The Blog about Fine Art Photography in the American South
"In the South they are convinced that they are capable of having bloodied their land with history. In the West we lack this conviction."
-- Joan Didion
Monday, February 7, 2011
Dawoud Bey at Emory University
Distinguished American photographer Dawoud Bey has a show up now in the Visual Arts Gallery at Emory University entitled the Emory Project, through March 5th, 2011. This show, which consists of some 20 double portraits of members of the Emory community, documents the diversity of people who work or study at Atlanta's most distinguished university.
Bey's overall project also includes a web presence that includes over twice as many images as the actual on-site show in Atlanta.
The Emory Visual Arts Department commissioned Bey to develop this series of portraits as a way to celebrate the end of a five-year project to explore Emory's historic and current experiences of race, gender, sexuality and other forms of human difference.

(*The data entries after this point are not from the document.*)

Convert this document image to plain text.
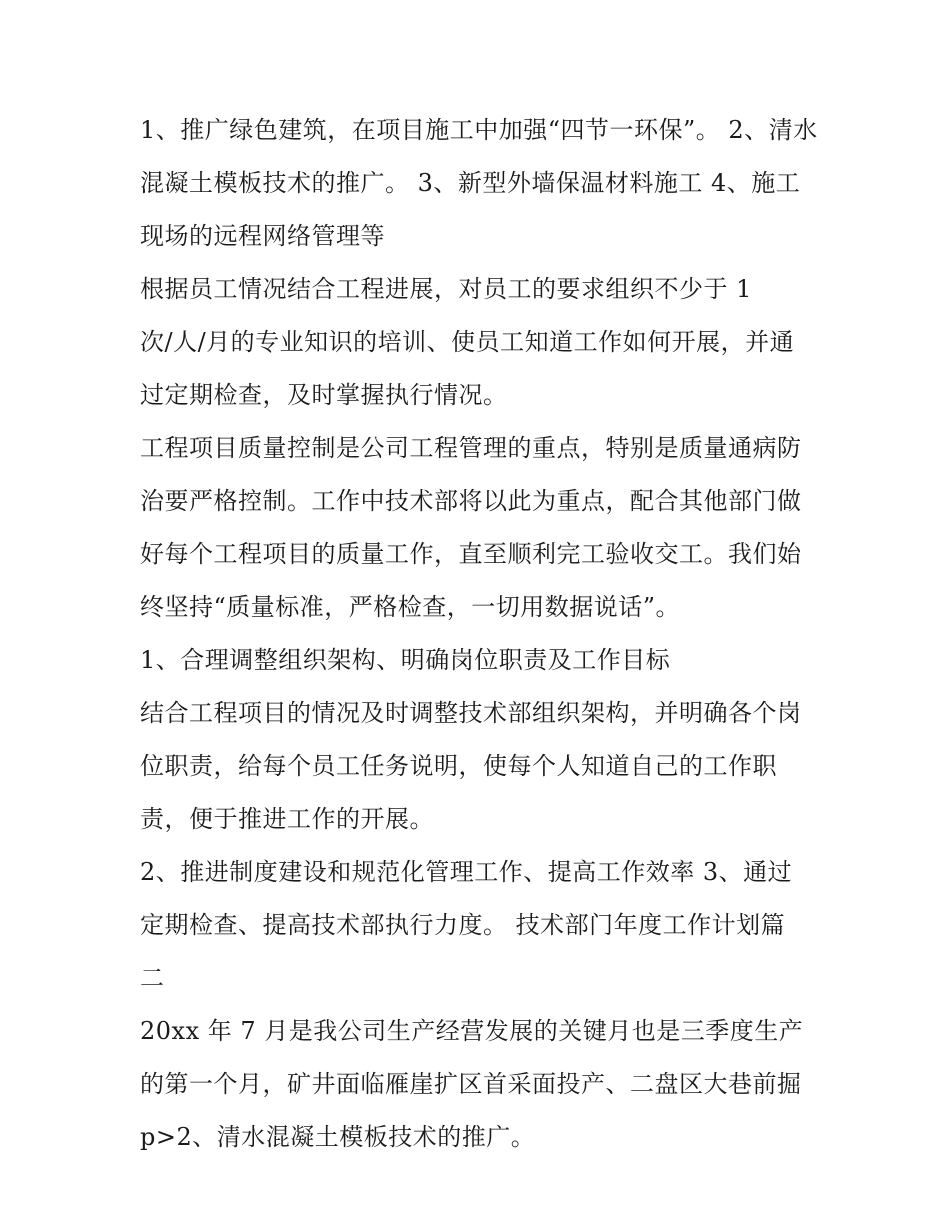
1、推广绿色建筑，在项目施工中加强“四节一环保”。 2、清水
混凝土模板技术的推广。 3、新型外墙保温材料施工 4、施工
现场的远程网络管理等
根据员工情况结合工程进展，对员工的要求组织不少于 1
次/人/月的专业知识的培训、使员工知道工作如何开展，并通
过定期检查，及时掌握执行情况。
工程项目质量控制是公司工程管理的重点，特别是质量通病防
治要严格控制。工作中技术部将以此为重点，配合其他部门做
好每个工程项目的质量工作，直至顺利完工验收交工。我们始
终坚持“质量标准，严格检查，一切用数据说话”。
1、合理调整组织架构、明确岗位职责及工作目标
结合工程项目的情况及时调整技术部组织架构，并明确各个岗
位职责，给每个员工任务说明，使每个人知道自己的工作职
责，便于推进工作的开展。
2、推进制度建设和规范化管理工作、提高工作效率 3、通过
定期检查、提高技术部执行力度。 技术部门年度工作计划篇
二
20xx 年 7 月是我公司生产经营发展的关键月也是三季度生产
的第一个月，矿井面临雁崖扩区首采面投产、二盘区大巷前掘
p>2、清水混凝土模板技术的推广。
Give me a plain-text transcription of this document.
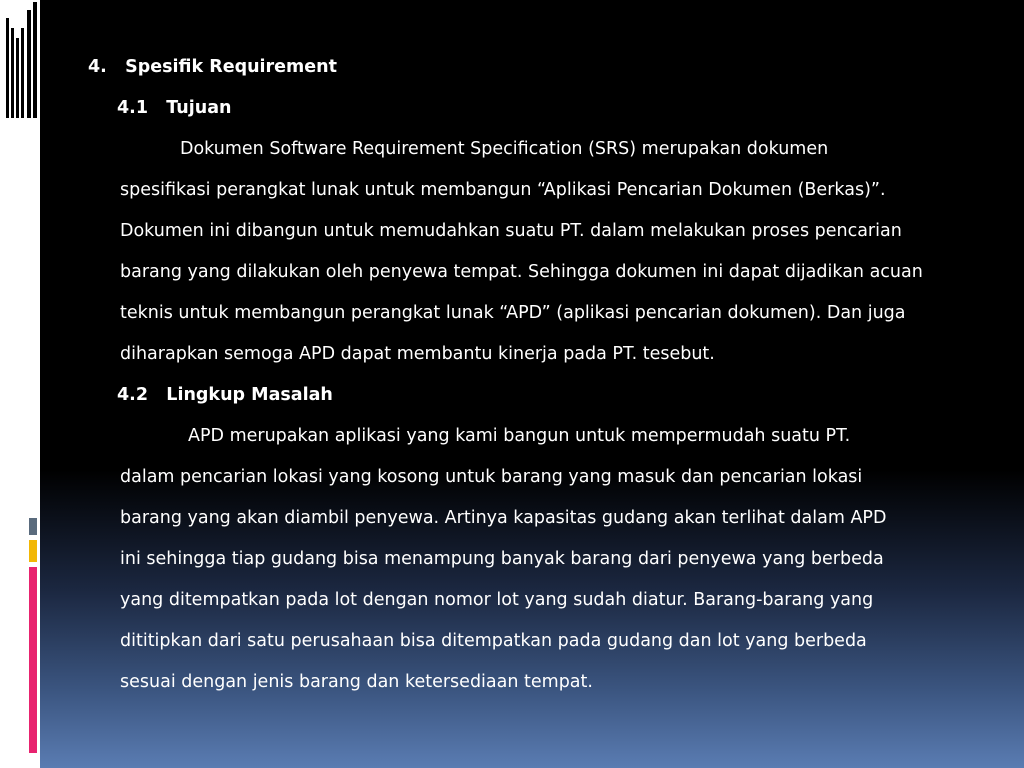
4. Spesifik Requirement
4.1 Tujuan
Dokumen Software Requirement Specification (SRS) merupakan dokumen
spesifikasi perangkat lunak untuk membangun “Aplikasi Pencarian Dokumen (Berkas)”.
Dokumen ini dibangun untuk memudahkan suatu PT. dalam melakukan proses pencarian
barang yang dilakukan oleh penyewa tempat. Sehingga dokumen ini dapat dijadikan acuan
teknis untuk membangun perangkat lunak “APD” (aplikasi pencarian dokumen). Dan juga
diharapkan semoga APD dapat membantu kinerja pada PT. tesebut.
4.2 Lingkup Masalah
APD merupakan aplikasi yang kami bangun untuk mempermudah suatu PT.
dalam pencarian lokasi yang kosong untuk barang yang masuk dan pencarian lokasi
barang yang akan diambil penyewa. Artinya kapasitas gudang akan terlihat dalam APD
ini sehingga tiap gudang bisa menampung banyak barang dari penyewa yang berbeda
yang ditempatkan pada lot dengan nomor lot yang sudah diatur. Barang-barang yang
dititipkan dari satu perusahaan bisa ditempatkan pada gudang dan lot yang berbeda
sesuai dengan jenis barang dan ketersediaan tempat.
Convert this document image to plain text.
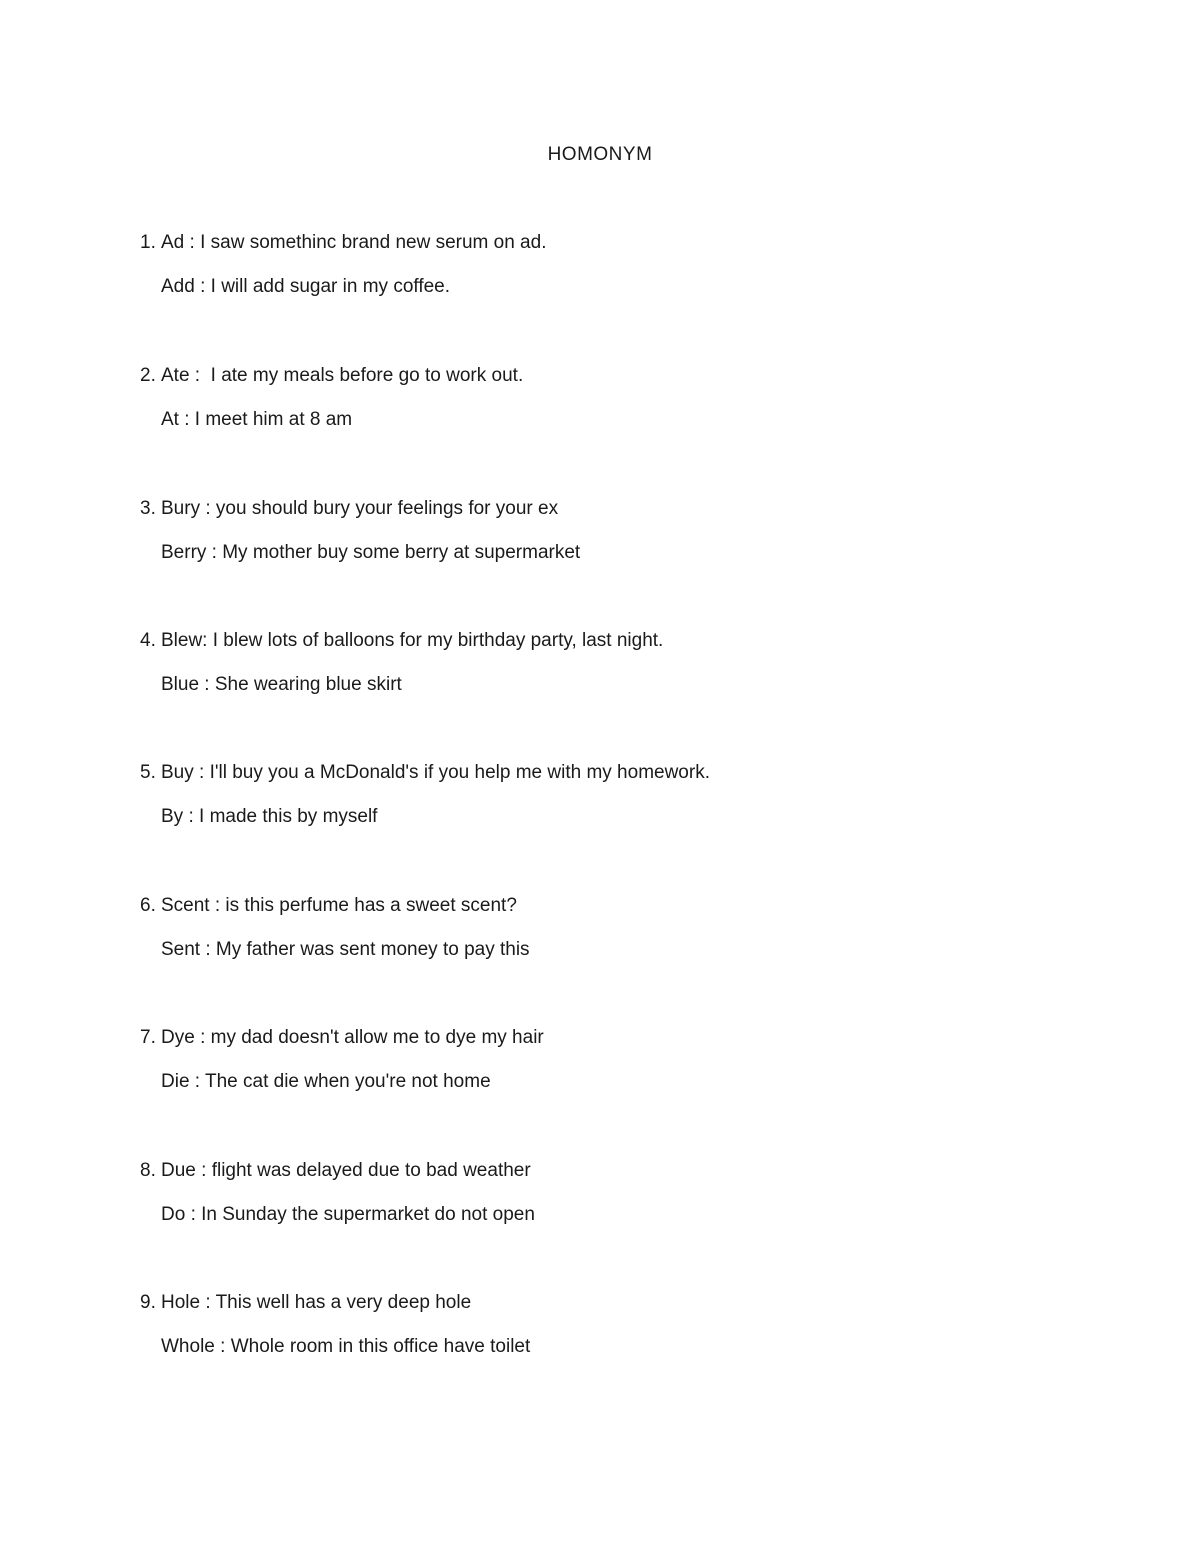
HOMONYM
1. Ad : I saw somethinc brand new serum on ad.
Add : I will add sugar in my coffee.
2. Ate :  I ate my meals before go to work out.
At : I meet him at 8 am
3. Bury : you should bury your feelings for your ex
Berry : My mother buy some berry at supermarket
4. Blew: I blew lots of balloons for my birthday party, last night.
Blue : She wearing blue skirt
5. Buy : I'll buy you a McDonald's if you help me with my homework.
By : I made this by myself
6. Scent : is this perfume has a sweet scent?
Sent : My father was sent money to pay this
7. Dye : my dad doesn't allow me to dye my hair
Die : The cat die when you're not home
8. Due : flight was delayed due to bad weather
Do : In Sunday the supermarket do not open
9. Hole : This well has a very deep hole
Whole : Whole room in this office have toilet
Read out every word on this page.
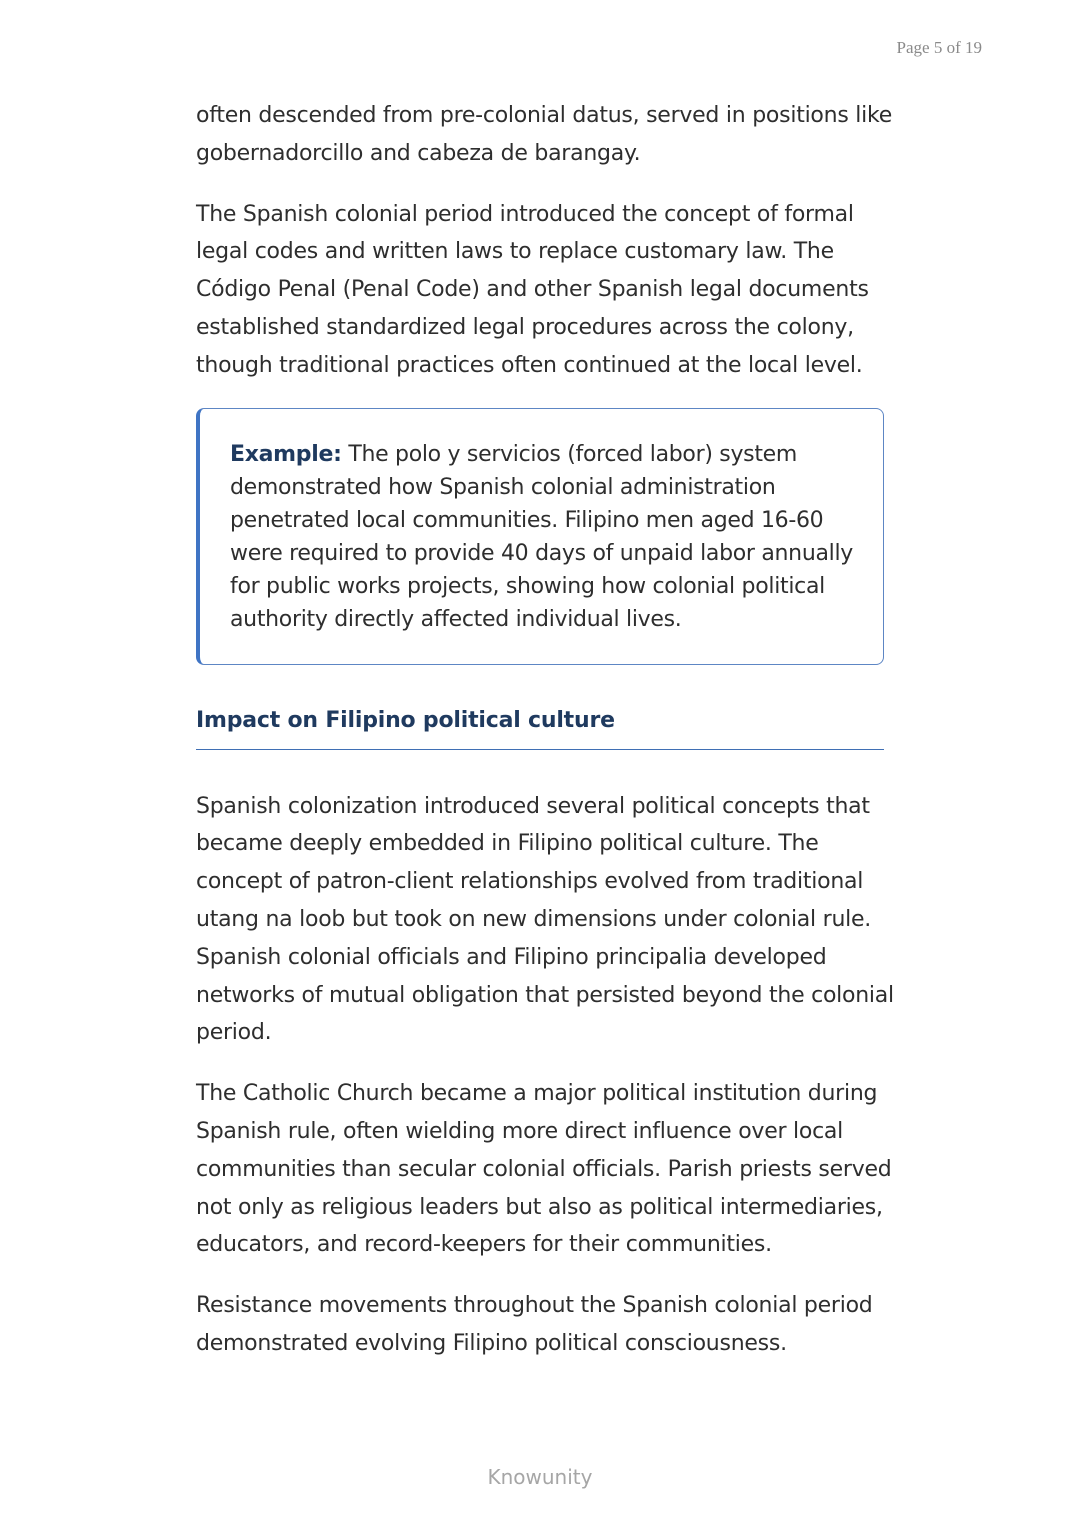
Page 5 of 19

often descended from pre-colonial datus, served in positions like gobernadorcillo and cabeza de barangay.

The Spanish colonial period introduced the concept of formal legal codes and written laws to replace customary law. The Código Penal (Penal Code) and other Spanish legal documents established standardized legal procedures across the colony, though traditional practices often continued at the local level.

Example: The polo y servicios (forced labor) system demonstrated how Spanish colonial administration penetrated local communities. Filipino men aged 16-60 were required to provide 40 days of unpaid labor annually for public works projects, showing how colonial political authority directly affected individual lives.

Impact on Filipino political culture

Spanish colonization introduced several political concepts that became deeply embedded in Filipino political culture. The concept of patron-client relationships evolved from traditional utang na loob but took on new dimensions under colonial rule. Spanish colonial officials and Filipino principalia developed networks of mutual obligation that persisted beyond the colonial period.

The Catholic Church became a major political institution during Spanish rule, often wielding more direct influence over local communities than secular colonial officials. Parish priests served not only as religious leaders but also as political intermediaries, educators, and record-keepers for their communities.

Resistance movements throughout the Spanish colonial period demonstrated evolving Filipino political consciousness.

Knowunity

He made the work while serving as Artist-in-Residence at Emory in the spring of 2010.
Bey was born and grew up in New York City; he is now based in Chicago. So how does he wind up on this blog, devoted as it is to Southern fine art photography?
Well, the people he photographed live or study in the South, and the show is in the South. And, in the end, given his subject matter and his approach to it, one could make the case that in spite of his places of origin and residence, he's a Southerner, too.